Phosphorus based materials: ultimate performance and cost optimization

Lithium iron phosphate: based on the resource side "lithium phosphorus iron" fully self supply, through doping optimization and sintering process innovation, achieving a triple balance of high pressure density, long cycle life, and low cost. We have successfully developed three major products: ultimate performance lithium iron phosphate, first fired fourth generation lithium iron phosphate, and advanced process lithium iron phosphate. Among them, ultimate performance lithium iron phosphate achieves high energy density (compaction density>2.65g/cc, 1C& C); gt;145mAh/g）、 High fast charging performance (average power of 4-6C), long cycle performance (over 8000 cycles), synchronously adapting to the dual scenario requirements of power batteries and energy storage batteries.

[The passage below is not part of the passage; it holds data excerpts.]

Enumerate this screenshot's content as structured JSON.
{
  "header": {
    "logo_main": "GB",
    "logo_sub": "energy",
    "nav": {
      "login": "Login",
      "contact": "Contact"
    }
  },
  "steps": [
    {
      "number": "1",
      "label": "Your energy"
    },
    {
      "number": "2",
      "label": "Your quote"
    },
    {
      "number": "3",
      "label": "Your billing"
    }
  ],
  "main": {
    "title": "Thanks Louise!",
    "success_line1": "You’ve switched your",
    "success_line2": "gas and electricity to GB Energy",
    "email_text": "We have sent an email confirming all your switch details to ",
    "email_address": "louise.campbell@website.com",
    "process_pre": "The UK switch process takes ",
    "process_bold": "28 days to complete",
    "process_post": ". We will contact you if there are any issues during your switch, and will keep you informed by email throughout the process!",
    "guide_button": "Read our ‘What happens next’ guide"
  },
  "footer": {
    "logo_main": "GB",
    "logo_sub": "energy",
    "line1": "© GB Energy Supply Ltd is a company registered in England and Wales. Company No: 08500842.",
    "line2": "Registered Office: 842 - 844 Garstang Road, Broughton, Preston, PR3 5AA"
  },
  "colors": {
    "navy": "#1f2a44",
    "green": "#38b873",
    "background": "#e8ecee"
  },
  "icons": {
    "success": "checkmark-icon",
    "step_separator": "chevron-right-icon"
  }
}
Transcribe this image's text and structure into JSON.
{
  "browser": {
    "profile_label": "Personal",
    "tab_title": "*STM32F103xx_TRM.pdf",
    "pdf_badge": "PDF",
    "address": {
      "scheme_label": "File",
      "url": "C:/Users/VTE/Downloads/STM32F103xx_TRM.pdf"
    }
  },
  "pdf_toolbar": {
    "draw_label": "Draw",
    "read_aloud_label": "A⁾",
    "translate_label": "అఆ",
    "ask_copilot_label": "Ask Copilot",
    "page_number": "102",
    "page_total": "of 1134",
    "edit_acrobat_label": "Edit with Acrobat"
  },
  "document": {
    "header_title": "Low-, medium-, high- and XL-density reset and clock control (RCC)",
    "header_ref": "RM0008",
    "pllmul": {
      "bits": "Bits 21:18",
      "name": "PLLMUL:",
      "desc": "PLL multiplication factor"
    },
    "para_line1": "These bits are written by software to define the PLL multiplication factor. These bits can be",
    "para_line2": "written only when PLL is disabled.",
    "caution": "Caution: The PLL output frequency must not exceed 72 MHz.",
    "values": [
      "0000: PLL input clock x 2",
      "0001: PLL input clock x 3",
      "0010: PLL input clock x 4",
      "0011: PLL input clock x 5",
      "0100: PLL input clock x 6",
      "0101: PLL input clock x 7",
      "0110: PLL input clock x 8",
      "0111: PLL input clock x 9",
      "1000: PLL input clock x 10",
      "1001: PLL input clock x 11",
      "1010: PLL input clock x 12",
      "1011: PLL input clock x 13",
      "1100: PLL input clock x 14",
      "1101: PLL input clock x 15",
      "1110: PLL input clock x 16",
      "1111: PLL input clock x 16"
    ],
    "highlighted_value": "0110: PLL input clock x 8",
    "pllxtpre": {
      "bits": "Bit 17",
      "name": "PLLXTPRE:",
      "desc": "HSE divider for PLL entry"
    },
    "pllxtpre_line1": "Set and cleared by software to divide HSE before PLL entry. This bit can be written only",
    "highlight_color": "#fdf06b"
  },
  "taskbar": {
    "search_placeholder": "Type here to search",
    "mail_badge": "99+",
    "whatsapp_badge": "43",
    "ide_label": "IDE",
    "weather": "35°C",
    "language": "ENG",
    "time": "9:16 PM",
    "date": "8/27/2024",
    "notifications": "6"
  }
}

Iron phosphate precursor: Three core products have been developed to better improve the performance of lithium iron phosphate: doped iron phosphate is uniformly doped at the atomic level and uniformly coated on the particle surface, accurately controlling the particle morphology, improving the compaction density of lithium iron phosphate, and enhancing the rate and energy efficiency; Large grain iron phosphate is regulated through crystal oriented growth and precise control of particle size, which improves the compaction density of lithium iron phosphate while balancing capacity and energy efficiency; Small grain iron phosphate: By inheriting the morphology of the precursor, it assists in the dispersion and particle size control of iron lithium positive electrode particles.

Looking towards the future, CNGR New Materials will continue to adhere to the material source and innovation driven approach, relying on resource closed-loop, technology research and development, and global layout to strengthen traditional advantage tracks, seize emerging material trends, and work together with global partners to build a green, low-carbon, and synergistic new energy industry ecosystem with hardcore products and system solutions.